Fortunately, the Senate-passed TPA bill strikes an appropriate balance to deal with these issues, providing unprecedented levels of transparency and oversight into the trade negotiating process.
Under our bill, the full text of a completed trade agreement must be made public at least 60 days before the President can even sign it. This is an all new requirement, Mr. President, giving the American people new and unprecedented access and knowledge of all trade agreements well before they are even submitted to Congress for approval.
After that 60 day period has expired and the President signs an agreement, he must submit to Congress the legal text of a trade agreement and a Statement of Administrative Action at least 30 days before formally submitting an implementing bill.
And, as I noted earlier, the bill includes all new requirements giving members of Congress access to text and information throughout the negotiating process.
Any member of the House of Representatives that supports free trade but is concerned about the secrecy of current negotiations should be the first in line to support the Senate-passed TPA bill.
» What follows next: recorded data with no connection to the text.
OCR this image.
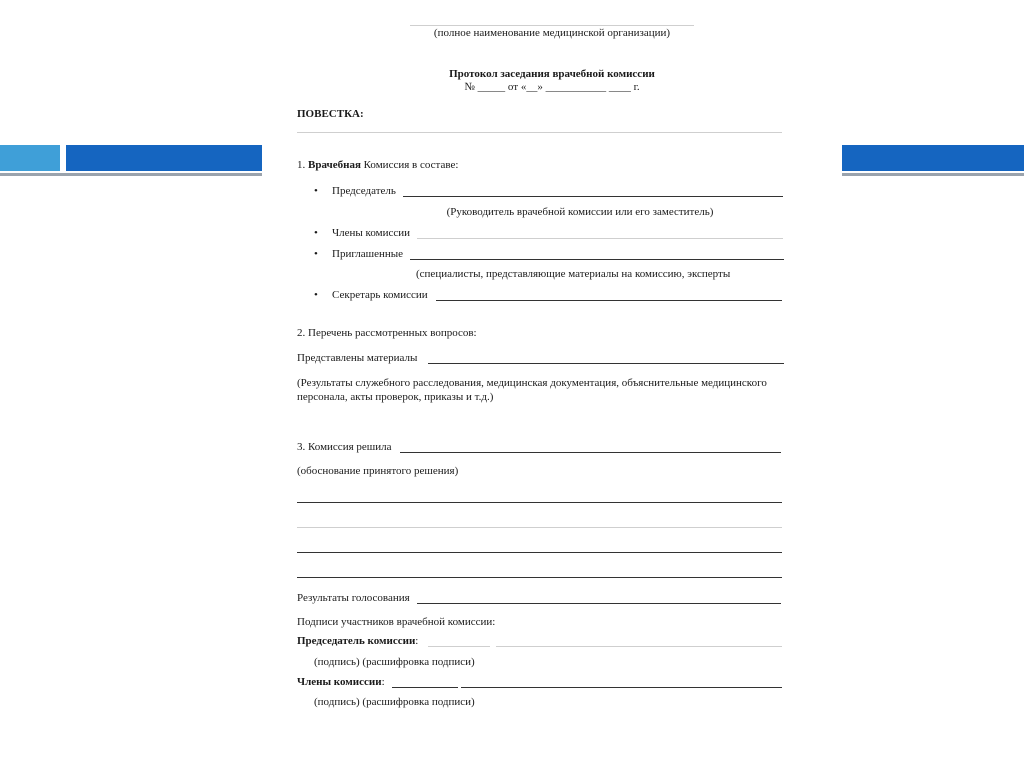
(полное наименование медицинской организации)
Протокол заседания врачебной комиссии
№ _____ от «__» ___________ ____ г.
ПОВЕСТКА:
1. Врачебная Комиссия в составе:
• Председатель
(Руководитель врачебной комиссии или его заместитель)
• Члены комиссии
• Приглашенные
(специалисты, представляющие материалы на комиссию, эксперты
• Секретарь комиссии
2. Перечень рассмотренных вопросов:
Представлены материалы
(Результаты служебного расследования, медицинская документация, объяснительные медицинского
персонала, акты проверок, приказы и т.д.)
3. Комиссия решила
(обоснование принятого решения)
Результаты голосования
Подписи участников врачебной комиссии:
Председатель комиссии:
(подпись) (расшифровка подписи)
Члены комиссии:
(подпись) (расшифровка подписи)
And, once again, any supporters of expanded U.S. exports that are also wary about executive overreach should be trumpeting their support for our bill.
The Senate TPA bill enhances Congress’s role in trade negotiations.
The Senate TPA bill maintains Congress’s power to accept or reject any future trade agreement.
The Senate TPA bill prevents the President from pursuing unilateral changes to U.S. law or policy.
And, the Senate TPA bill provides unprecedented levels of transparency and oversight into trade agreements.
Now, I’m sure that some of the cynics out there have one more question: If TPA imposes all of these requirements and restrictions on the administration, why does the President want it so bad?
The answer to that question is simple: TPA is necessary in order for our negotiators to get a good deal.
We know this is the case, Mr. President.
Without TPA in place, our negotiating partners have no guarantees that the deal they sign will be the one Congress will consider. Without those guarantees, they are less likely to put their best offers on the table because they will have no assurances that our country can deliver on the deal.
And, make no mistake, we need to get good deals at the negotiating table.
More than 95 percent of the world’s consumers live outside the United States. If our farmers, manufacturers, and entrepreneurs are going to compete on the world stage, they need access to these customers. History has shown that high-standard free trade agreements expand market access for U.S. exporters and reduce our trade deficits. Most importantly, they grow our economy and create good, high-paying jobs for workers here at home and improve living standards for our citizens and for our trading partners.
If the U.S. is going to advance its values and interests in the international marketplace, we need to be writing the rules and setting the standards. We cannot do that if we are sitting on the sidelines.
This is an important bill, Mr. President. I was very glad to see it pass the Senate with bipartisan support. I hope that, in the coming days, we will see a similar result in the House of Representatives.